What is the string interning (string resident) and the string intern mechanism in python, interningintern
Incomputer science, string interning is a method of storing only onecopy of each distinct string value, which must be immutable. interning strings makes some stringprocessing tasks more time-or space-efficient at the cost of requiring moretime when the string is created or interned. the distinct values are stored ina string intern pool. -- imported from Wikipedia
That is to say, a string object with the same value will only save one copy, which is shared. This also determines that the string must be an immutable object. Think about it. Just like the numeric type, you only need to save a copy of the same numeric value, and there is no need to distinguish it with different objects.
The string in python adopts the intern mechanism and will automatically intern.
> A = 'yzc'
> B = 'K' + 'zc'
> Id ()
55704656
> Id (B)
55704656
We can see that they are the same object.
The advantage of the intern mechanism is that strings with the same value (such as identifiers) are used directly from the pool to avoid frequent creation and destruction, improve efficiency, and save memory. The disadvantage is that splicing strings and modifying strings affect performance. Because it is immutable, modifying the string is not an inplace operation.
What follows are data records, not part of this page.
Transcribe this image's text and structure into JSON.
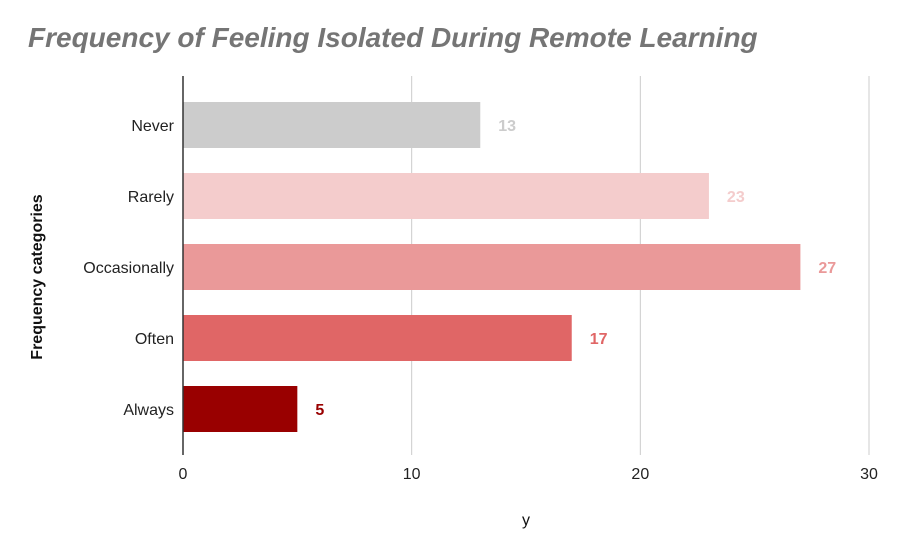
{
  "chart_data": {
    "type": "bar",
    "orientation": "horizontal",
    "title": "Frequency of Feeling Isolated During Remote Learning",
    "xlabel": "y",
    "ylabel": "Frequency categories",
    "categories": [
      "Never",
      "Rarely",
      "Occasionally",
      "Often",
      "Always"
    ],
    "values": [
      13,
      23,
      27,
      17,
      5
    ],
    "colors": [
      "#cccccc",
      "#f4cccc",
      "#ea9999",
      "#e06666",
      "#990000"
    ],
    "xlim": [
      0,
      30
    ],
    "xticks": [
      "0",
      "10",
      "20",
      "30"
    ],
    "grid": true,
    "legend": "none"
  }
}
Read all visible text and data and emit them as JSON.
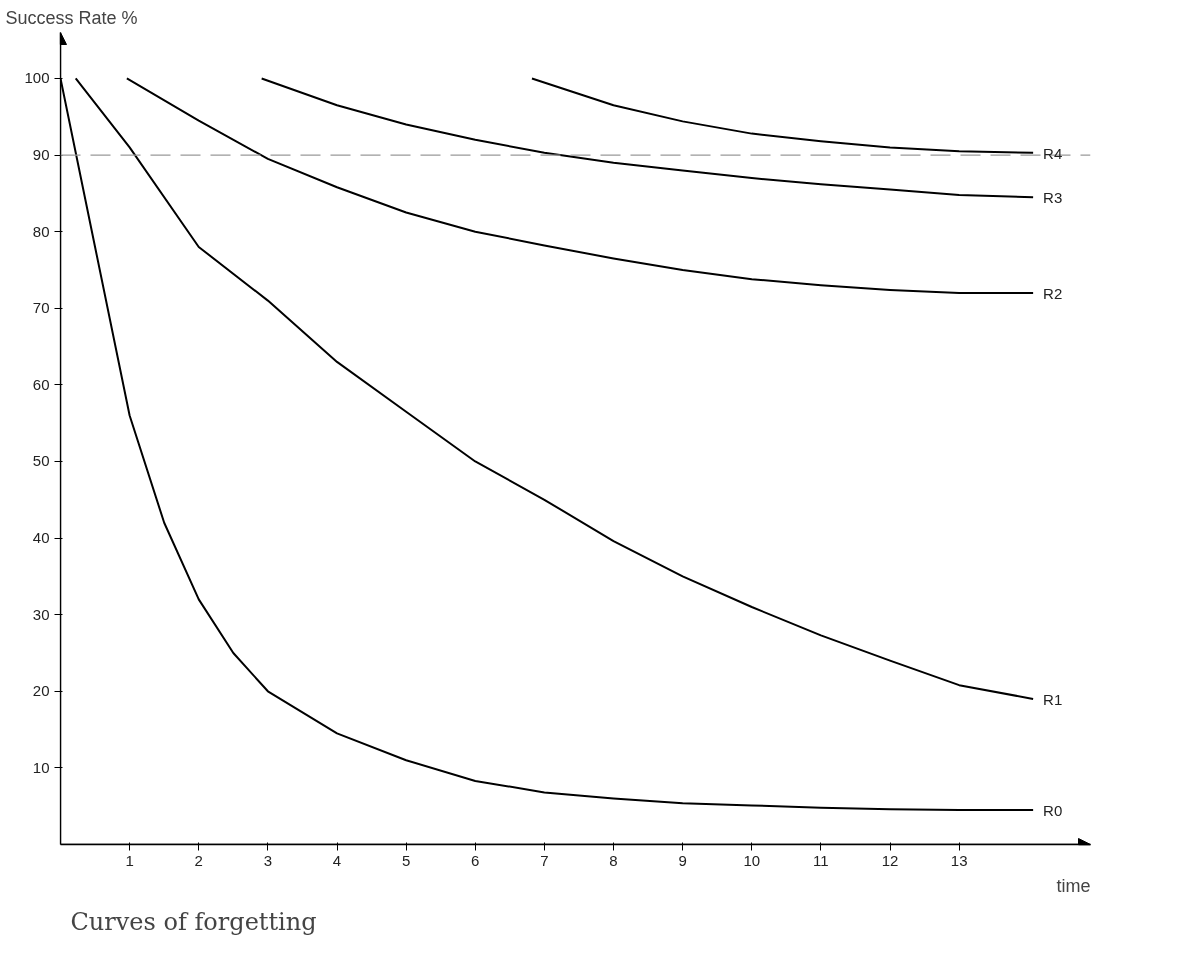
{
  "chart_data": {
    "type": "line",
    "title": "Curves of forgetting",
    "xlabel": "time",
    "ylabel": "Success Rate %",
    "xlim": [
      0,
      14.9
    ],
    "ylim": [
      0,
      106
    ],
    "xticks": [
      1,
      2,
      3,
      4,
      5,
      6,
      7,
      8,
      9,
      10,
      11,
      12,
      13
    ],
    "yticks": [
      10,
      20,
      30,
      40,
      50,
      60,
      70,
      80,
      90,
      100
    ],
    "grid": false,
    "legend": false,
    "marker": "none",
    "line_style": "solid",
    "ref_lines": [
      {
        "axis": "y",
        "value": 90,
        "color": "#999999",
        "line_style": "dashed"
      }
    ],
    "series": [
      {
        "name": "R0",
        "color": "#000000",
        "x": [
          0,
          0.5,
          1,
          1.5,
          2,
          2.5,
          3,
          4,
          5,
          6,
          7,
          8,
          9,
          10,
          11,
          12,
          13,
          14.07
        ],
        "values": [
          100,
          78,
          56,
          42,
          32,
          25,
          20,
          14.5,
          11,
          8.3,
          6.8,
          6,
          5.4,
          5.1,
          4.8,
          4.6,
          4.5,
          4.5
        ]
      },
      {
        "name": "R1",
        "color": "#000000",
        "x": [
          0.22,
          1,
          2,
          3,
          4,
          5,
          6,
          7,
          8,
          9,
          10,
          11,
          12,
          13,
          14.07
        ],
        "values": [
          100,
          91,
          78,
          71,
          63,
          56.5,
          50,
          45,
          39.6,
          35,
          31,
          27.3,
          24,
          20.8,
          19
        ]
      },
      {
        "name": "R2",
        "color": "#000000",
        "x": [
          0.96,
          2,
          3,
          4,
          5,
          6,
          7,
          8,
          9,
          10,
          11,
          12,
          13,
          14.07
        ],
        "values": [
          100,
          94.5,
          89.5,
          85.8,
          82.5,
          80,
          78.2,
          76.5,
          75,
          73.8,
          73,
          72.4,
          72,
          72
        ]
      },
      {
        "name": "R3",
        "color": "#000000",
        "x": [
          2.91,
          4,
          5,
          6,
          7,
          8,
          9,
          10,
          11,
          12,
          13,
          14.07
        ],
        "values": [
          100,
          96.5,
          94,
          92,
          90.3,
          89,
          88,
          87,
          86.2,
          85.5,
          84.8,
          84.5
        ]
      },
      {
        "name": "R4",
        "color": "#000000",
        "x": [
          6.82,
          8,
          9,
          10,
          11,
          12,
          13,
          14.07
        ],
        "values": [
          100,
          96.5,
          94.4,
          92.8,
          91.8,
          91,
          90.5,
          90.3
        ]
      }
    ]
  }
}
You need to create a new object. This is why join () is not recommended when splicing multiple strings (). Join () is to calculate the length of all strings first, then copy them one by one, and only create the object once.
Be carefulPitfallNot all strings use the intern mechanism.Only contains underlines, numbers, and lettersIs intern.
> A = 'Hello world'
> B = 'Hello world'
> Id ()
56400384
> Id (B)
56398336
Here, there are spaces, and all are not intern.
But why? Since pythonBuilt-in function intern ()Allows you to explicitly intern any string. It is not a problem of implementation difficulty.
The answer can be found in the comment in source code stringobject. h,
/* ...... This is generally restricted tostrings that"Looklike" Python identifiers, Although the intern () builtincan be used to force interning of any string ......*/
That is to say, only intern is performed for those that look like python identifiers.
Next let's look at anotherPitfall,
Example 1.
> 'Yz' + 'C' is 'yzc'
True
Example 2.
> S1 = 'kz'
> S2 = 'yzc'
> S1 + 'C' is 'kzc'
False
Why is the second chestnut False, which only contains letters? Shouldn't it be automatically intern?
This is because in the first Chestnut, 'kz' + 'C' is evaluated in compile time and replaced with 'kzc '.
In the second case, s1 + 'C' is spliced at run-time, resulting in no automatic intern.